The directors of AP Smith Manufacturing, a New Jersey company making fire hydrants in East Orange, approved donation of $1,500 to Princeton University. The shareholders disapproved of the gift and contended that it was a breach of a director's duty to act in the corporation or shareholder interests. Specifically they argued that there was no express authority in the corporation's certificate of incorporation. A New Jersey statute allowed corporations to make charitable donations, so long as the recipient did not own more than 10 per cent of a corporation's stock, but the shareholders argued this was inapplicable if the corporation was incorporated beforehand.

==Judgment==
The Court held the gift was within the competence of the company and lauded it as a 'long visioned... action in recognizing and voluntarily discharging its high obligations as a constituent of our modern society.' It continued as follows.

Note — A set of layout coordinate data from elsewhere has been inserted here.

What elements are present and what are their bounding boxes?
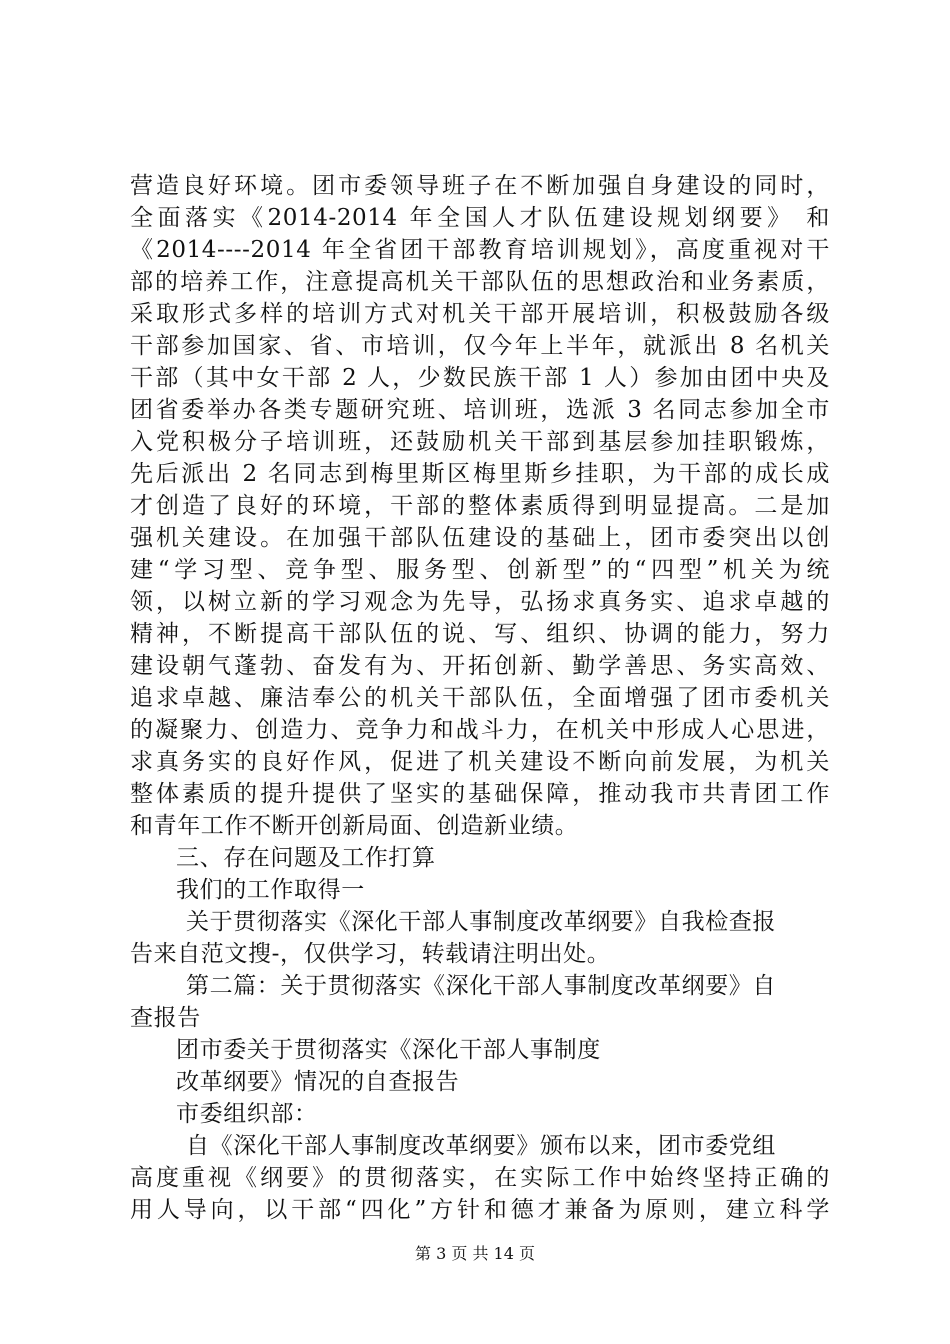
text-line: 和青年工作不断开创新局面、创造新业绩。	[130, 813, 579, 839]
text-line: 整体素质的提升提供了坚实的基础保障，推动我市共青团工作	[130, 781, 830, 807]
text-line: 我们的工作取得一	[176, 877, 365, 903]
text-line: 查报告	[130, 1005, 201, 1031]
text-line: 精神，不断提高干部队伍的说、写、组织、协调的能力，努力	[130, 621, 830, 647]
text-line: 强机关建设。在加强干部队伍建设的基础上，团市委突出以创	[130, 525, 830, 551]
text-line: 先后派出 2 名同志到梅里斯区梅里斯乡挂职，为干部的成长成	[130, 461, 830, 487]
text-line: 告来自范文搜-，仅供学习，转载请注明出处。	[130, 941, 611, 967]
text-line: 营造良好环境。团市委领导班子在不断加强自身建设的同时，	[130, 173, 830, 199]
text-line: 求真务实的良好作风，促进了机关建设不断向前发展，为机关	[130, 749, 830, 775]
page-footer: 第 3 页 共 14 页	[415, 1244, 535, 1263]
document-body	[130, 170, 830, 1226]
text-line: 建“学习型、竞争型、服务型、创新型”的“四型”机关为统	[130, 557, 830, 583]
text-line: 用人导向，以干部“四化”方针和德才兼备为原则，建立科学	[130, 1197, 830, 1223]
text-line: 关于贯彻落实《深化干部人事制度改革纲要》自我检查报	[186, 909, 776, 935]
text-line: 市委组织部：	[176, 1101, 318, 1127]
text-line: 领，以树立新的学习观念为先导，弘扬求真务实、追求卓越的	[130, 589, 830, 615]
text-line: 部的培养工作，注意提高机关干部队伍的思想政治和业务素质，	[130, 269, 830, 295]
text-line: 追求卓越、廉洁奉公的机关干部队伍，全面增强了团市委机关	[130, 685, 830, 711]
text-line: 高度重视《纲要》的贯彻落实，在实际工作中始终坚持正确的	[130, 1165, 830, 1191]
text-line: 第二篇：关于贯彻落实《深化干部人事制度改革纲要》自	[186, 973, 776, 999]
text-line: 自《深化干部人事制度改革纲要》颁布以来，团市委党组	[186, 1133, 776, 1159]
text-line: 干部（其中女干部 2 人，少数民族干部 1 人）参加由团中央及	[130, 365, 830, 391]
text-line: 采取形式多样的培训方式对机关干部开展培训，积极鼓励各级	[130, 301, 830, 327]
text-line: 团市委关于贯彻落实《深化干部人事制度	[176, 1037, 601, 1063]
text-line: 《2014----2014 年全省团干部教育培训规划》，高度重视对干	[130, 237, 830, 263]
text-line: 三、存在问题及工作打算	[176, 845, 436, 871]
text-line: 全面落实《2014-2014 年全国人才队伍建设规划纲要》 和	[130, 205, 830, 231]
text-line: 才创造了良好的环境，干部的整体素质得到明显提高。二是加	[130, 493, 830, 519]
text-line: 干部参加国家、省、市培训，仅今年上半年，就派出 8 名机关	[130, 333, 830, 359]
text-line: 团省委举办各类专题研究班、培训班，选派 3 名同志参加全市	[130, 397, 830, 423]
text-line: 改革纲要》情况的自查报告	[176, 1069, 460, 1095]
text-line: 入党积极分子培训班，还鼓励机关干部到基层参加挂职锻炼，	[130, 429, 830, 455]
text-line: 建设朝气蓬勃、奋发有为、开拓创新、勤学善思、务实高效、	[130, 653, 830, 679]
text-line: 的凝聚力、创造力、竞争力和战斗力，在机关中形成人心思进，	[130, 717, 830, 743]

State legislation adopted in the public interest and applied to pre-existing corporations under the reserved power has repeatedly been sustained by the Supreme Court.

[...]

In the light of all of the foregoing we have no hesitancy in sustaining the validity of the donation by the plaintiff. There is no suggestion that it was made indiscriminately or to a pet charity of the corporate directors in furtherance of personal rather than corporate ends.

==Legacy==
Together with the earlier English case of Hutton v West Cork Rly Co (1883) and Australian case of Miles v Sydney Meat-Preserving Co Ltd (1912), AP Smith has been acknowledged as an early instance of legal recognition of corporate social responsibility.